As I wind down now I want to share one of the most treasured gifts Jesus ever gave me as I cared for my Mom. I could fill a book with stories about my mother’s life…her kindness, her love that was always unconditional and how loved she was by all, but today I want to share this one precious memory that will be etched in my heart forever.
One day I had showered and dressed Mom, and settled her in her chair. I was drying her dear feet that she hadn’t been able to walk on for years. As I was putting on her shoes and socks, she spoke so clearly, so tenderly, with such love…”I love the things you do.” I hadn’t heard her voice in eighteen months. I looked up, tears immediately flooding my eyes, and she was gazing down at me with the love that ALWAYS shone through her. That scene is frozen in time for me. I can picture it like it happened yesterday. It’s stands alone as one of the most memorable and impactful moments of my life.
I wondered this morning as the Lord brought me back to that memory… I wondered if she heard her own voice…if she knew how long it had been since she’d been able to speak…if she felt so much love that her words just had to burst forth?
As I pondered these things afresh today I knew Mommy was still Mommy, though she was trapped in a temporal body that didn’t work anymore. Then I remembered that September 8, 2000 at 7:00 p.m. my dear mother was set free to join Daddy and the Lord she loved so much; that her voice was free again to sing praises to the God she had come to know and love!!
I also remembered, with relief for my Mom, but constraint for me, that time, as we know it now, isn’t ours.
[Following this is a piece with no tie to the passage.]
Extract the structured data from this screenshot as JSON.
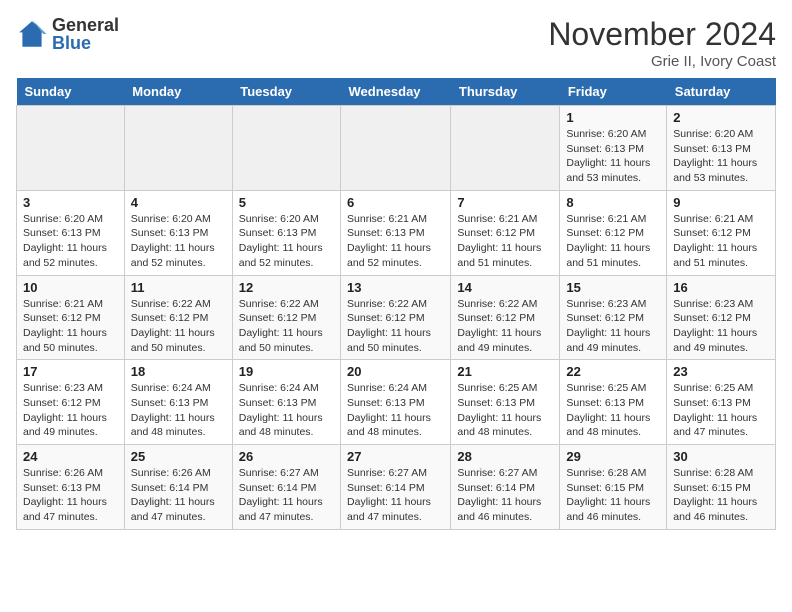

It’s a mystery that is lent to us, that will one day come to an end.
I pondered that as I traveled back to my home this morning. In light of what took place in the last few hours, I was amazed at the personal, intimate heart of God and His timing in all this morning held. I pondered on how He knows what we need each day and how He’s working closely behind the scenes of our everyday lives to encourage, strengthen, and equip us for our journey this side of Heaven.

In closing, I encourage you to find the above article and read it. It’s such a beautiful, heart-felt testimony and it makes us realize time, as we know it, will end one day. There will come a moment when we have to say goodbye to those we love so much. We are never promised tomorrow. It’s so important to let those we love know how much we love them…even those we struggle with…no matter whose fault it is, we want to keep short accounts and make amends prayerfully and to the best of our ability. We all know life is fleeting.
As I reflect back, I know dear Mommy knew I loved her so much. I am grateful for all the days I got to cherish our moments together…the precious ones and the hard ones, because in both I know first-hand that it was God who strengthened Mommy (and also me) for our journey. And in His amazing love, He will strengthen you for what lies ahead as you look to Him for His grace.
…Grace…
”God enabling us to do what we could never do on our own”.